Abstract
1- Introduction
2- Physical response of connections
3- Hysteretic model formulation
4- Estimation of model parameters
5- Unconstrained calibration
6- Evaluation of the ECB hysteretic model against experimental data
7- Summary, recommendations, and limitations
References
Abstract
Embedded Column Base (ECB) connections are commonly used in mid- and high-rise steel moment frames, to connect the steel column to the concrete footing. Although recent research has shown these connections to be highly ductile, they are typically designed to be stronger than the adjoining column, resulting in significant cost. To enable assessment of strong-column-weak-base systems that leverage the inherent ductility of these connections, an approach is presented to simulate their hysteretic and dissipative response. The proposed approach simulates ECB connections as an arrangement of two springs in parallel, to reflect moment contributions due to horizontal and vertical bearing stresses. This is informed by recent work that provides physical insight into the internal force transfer within these connections. The springs’ response is defined by the pinched Ibarra-Medina Krawinkler (IMK) hysteretic model, which is able to capture both in-cycle and cyclic degradation in strength and stiffness. The model is shown to reproduce the response of ECB connections with reasonable accuracy. Guidelines to calibrate model parameters are presented; these include physics-based estimation of selected parameters such as strength and stiffness, accompanied by empirical calibration of ancillary parameters associated with cyclic deterioration. Limitations are discussed.
Introduction
Column base connections in steel moment frames may be classified as of the exposed or embedded type. Exposed base plate connections (such as the one shown in Fig. 1a) are common in low-rise (1–3 story) moment frame buildings, where the base moment, shear, and axial force demands are relatively modest. These are less preferable for midor high-rise moment frames, since the higher moment demands necessitate a large number of deeply embedded anchor rods and/or thick base plates. In these cases, Embedded Column Base (ECB) connections, such as the one shown in Fig. 1b are more preferable. These connections resist base moments and forces through a combination of bearing stresses on the column flanges and the embedded base plate. Besides, exposed base plate connections may be shallowly embedded under a slab-on-grade cast on top of the base plate. This shallow embedment (typically less than 300 mm) increases the strength and stiffness of the connection. Exposed base plate connections are well-researched, with validated models for strength (Drake, and Elkin [1]), stiffness (Kanvinde et al. [2], Trautner et al. [3]), component hysteretic response (Torres-Rodas et al. [4]), and methods for design (Fisher and Kloiber [5], Gomez et al. [6]).

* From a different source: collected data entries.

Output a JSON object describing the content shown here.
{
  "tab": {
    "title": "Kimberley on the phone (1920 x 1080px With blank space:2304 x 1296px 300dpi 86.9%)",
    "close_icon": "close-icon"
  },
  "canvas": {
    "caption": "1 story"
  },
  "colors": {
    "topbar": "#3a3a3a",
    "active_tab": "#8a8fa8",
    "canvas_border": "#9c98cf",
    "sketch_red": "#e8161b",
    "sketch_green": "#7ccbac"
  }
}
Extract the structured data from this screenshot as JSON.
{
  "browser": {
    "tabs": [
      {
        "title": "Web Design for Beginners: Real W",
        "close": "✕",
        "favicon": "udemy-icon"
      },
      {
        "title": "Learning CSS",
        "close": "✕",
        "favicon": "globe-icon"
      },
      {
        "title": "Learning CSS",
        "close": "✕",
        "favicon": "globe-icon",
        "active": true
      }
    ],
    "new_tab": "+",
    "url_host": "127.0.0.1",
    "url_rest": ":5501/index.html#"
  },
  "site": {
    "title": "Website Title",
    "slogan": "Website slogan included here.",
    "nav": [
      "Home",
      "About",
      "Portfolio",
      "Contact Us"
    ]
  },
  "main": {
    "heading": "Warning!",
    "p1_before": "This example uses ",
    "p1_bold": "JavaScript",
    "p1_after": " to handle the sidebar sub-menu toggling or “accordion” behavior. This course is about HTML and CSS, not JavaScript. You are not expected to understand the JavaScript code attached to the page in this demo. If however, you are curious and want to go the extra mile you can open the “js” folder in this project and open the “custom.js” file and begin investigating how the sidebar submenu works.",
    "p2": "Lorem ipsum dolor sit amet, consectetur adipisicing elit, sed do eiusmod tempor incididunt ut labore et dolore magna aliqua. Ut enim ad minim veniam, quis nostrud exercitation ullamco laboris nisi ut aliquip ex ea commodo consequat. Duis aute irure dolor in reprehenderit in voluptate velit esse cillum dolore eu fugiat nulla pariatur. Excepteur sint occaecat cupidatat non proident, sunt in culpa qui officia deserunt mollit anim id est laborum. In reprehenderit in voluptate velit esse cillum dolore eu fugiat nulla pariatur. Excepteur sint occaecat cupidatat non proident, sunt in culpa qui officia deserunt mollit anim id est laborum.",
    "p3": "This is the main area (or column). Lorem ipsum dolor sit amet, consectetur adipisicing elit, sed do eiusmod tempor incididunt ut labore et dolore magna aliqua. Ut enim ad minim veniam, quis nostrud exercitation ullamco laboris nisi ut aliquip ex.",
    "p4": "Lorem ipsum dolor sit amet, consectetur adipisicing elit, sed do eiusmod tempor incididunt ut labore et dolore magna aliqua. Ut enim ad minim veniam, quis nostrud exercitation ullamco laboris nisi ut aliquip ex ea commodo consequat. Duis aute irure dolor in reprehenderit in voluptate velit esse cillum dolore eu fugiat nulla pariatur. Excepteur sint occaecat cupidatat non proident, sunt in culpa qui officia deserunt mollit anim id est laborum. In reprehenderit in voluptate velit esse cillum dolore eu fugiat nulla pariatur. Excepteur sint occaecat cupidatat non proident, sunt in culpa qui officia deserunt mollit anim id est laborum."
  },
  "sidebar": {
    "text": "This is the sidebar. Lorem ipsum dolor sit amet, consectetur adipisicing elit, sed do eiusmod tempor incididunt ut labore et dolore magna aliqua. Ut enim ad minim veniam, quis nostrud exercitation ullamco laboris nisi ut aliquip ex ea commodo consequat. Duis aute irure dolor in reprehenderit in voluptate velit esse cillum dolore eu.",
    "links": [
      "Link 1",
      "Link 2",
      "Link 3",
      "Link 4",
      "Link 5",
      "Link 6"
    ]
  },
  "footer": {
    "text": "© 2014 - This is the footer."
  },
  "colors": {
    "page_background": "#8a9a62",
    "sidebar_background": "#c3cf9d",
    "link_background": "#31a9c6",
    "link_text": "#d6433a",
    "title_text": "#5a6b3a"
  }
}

In contrast, ECB connections (constructed as per US practice) have attracted research attention only recently; this work includes some of the first experiments on deeply embedded column bases (Grilli et al. [7]), and shallowly embedded column bases (Barnwell [8]). These experiments have led to validated strength models and design methods (Grilli and Kanvinde [9] for deeply embedded, and Barnwell [8] for shallowly embedded), as well as stiffness characterization approaches (Torres-Rodas et al. [10] for deeply embedded, and Tyron [11] for shallowly embedded). A secondary finding of these studies is that ECB connections are ductile (rotation capacity in the range of 0.03–0.08 rad) for the specimens tested by Grilli and Kanvinde [9], and Barnwell [8], even when not explicitly detailed for ductility. In seismic regions, where ECB connections are generally designed to remain elastic (AISC [12]), making this finding to be important. More specifically, ECB connections (and more generally, column base connections in seismic moment frames) are designed to resist a moment equal to 1.1R My p of the connected column (i.e., a “strong-base-weak-column design”).